The restricted stock units granted in May 2012 were valued at $413.07 per share and those granted in
December 2012 were valued at $263.75 per share, in each case equal to the closing price of our common
stock on the grant date. The restricted stock units vest on the third anniversary of the grant date subject to
the director’s continued service as a director through that date. Vesting accelerates in the event of the
retirement of a director who has served for a total of six years (including any breaks in service), or in the
event the director leaves the Board following certain changes in control of Chipotle. Directors may elect in
advance to defer receipt upon vesting of the shares underlying the restricted stock units. Each director other
than Mr. Kindler held 1,105 unvested restricted stock units as of December 31, 2012, and Mr. Kindler held
86 unvested restricted stock units as of that date.
CORPORATE GOVERNANCE
Our Board of Directors has adopted a number of policies to support our values and provide for good
corporate governance, including our Corporate Governance Guidelines, which set forth our principles of
corporate governance; our Board committee charters; the Chipotle Mexican Grill, Inc. Code of Conduct, which
applies to all Chipotle officers, directors and employees; and separate Codes of Ethics for our directors, our Co-
Chief Executive Officers and our Chief Financial Officer/principal accounting officer. The Corporate
Governance Guidelines, Code of Conduct, and each of the Codes of Ethics are available on the Investors page of
our corporate website at www.chipotle.com under the Corporate Governance link.
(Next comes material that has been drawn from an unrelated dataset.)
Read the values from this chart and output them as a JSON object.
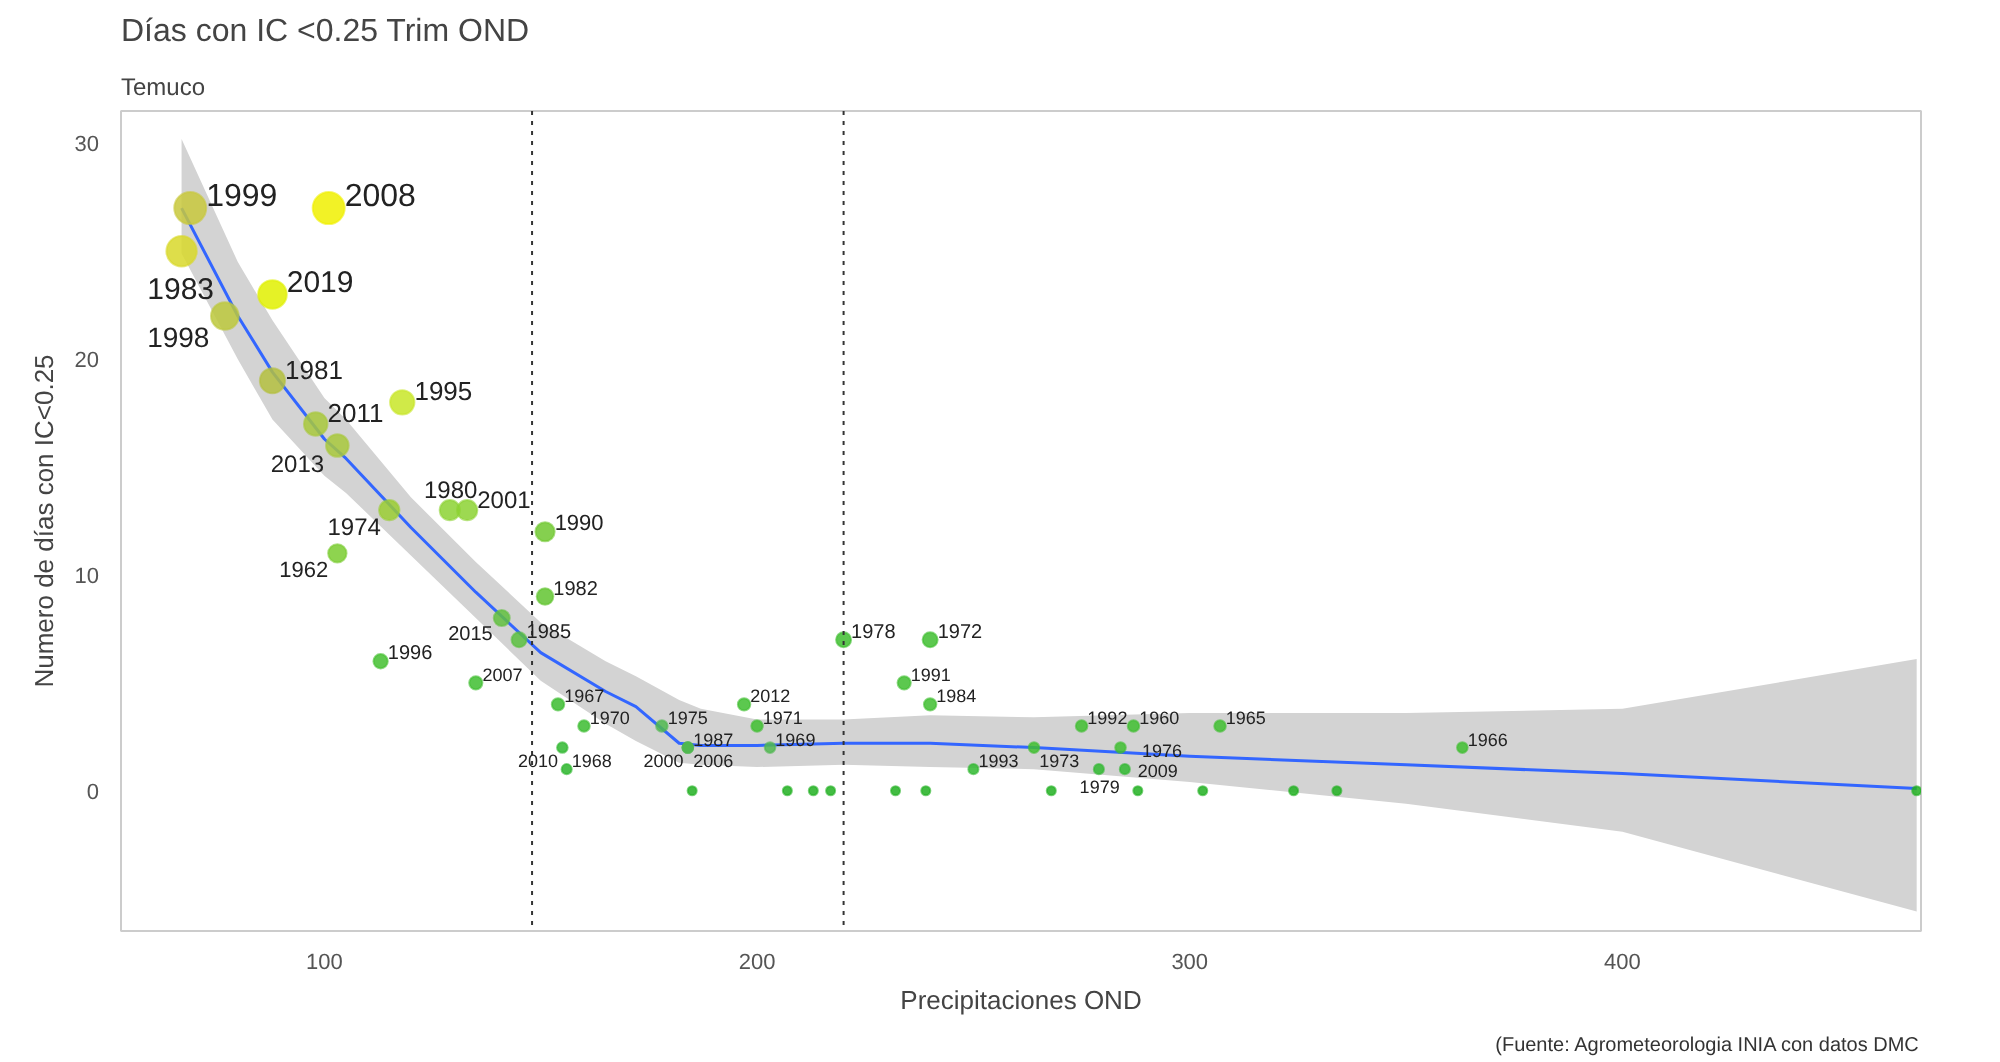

If we make any substantive amendment to, or grant a waiver from, a provision of the Code of Conduct or
our Codes of Ethics that apply to our executive officers, we will satisfy the applicable SEC disclosure
requirement by promptly disclosing the nature of the amendment or waiver on the Investors page of our website
at www.chipotle.com under the Corporate Governance link.
Chairman of the Board
Mr. Ells, our founder and Co-Chief Executive Officer, also serves as Chairman of the Board. The Chairman
of the Board presides at all meetings of the Board and exercises and performs such other powers and duties as
may be periodically assigned to him in that capacity by the Board or prescribed by our bylaws. We believe it is
not only appropriate but also important for Mr. Ells to serve as Chairman in addition to serving as Co-Chief
Executive Officer. As the founder of our company, he has since our inception been the principal architect of our
corporate strategy and vision, and continues to be a primary driving force to keep our company innovative and
striving for constant improvement. The Board believes that its oversight responsibilities can be most effectively
fulfilled if the Board is led by that same driving force, and also believes that it is appropriate for Mr. Ells to lead
the Board due to his being one of the largest individual shareholders of our company.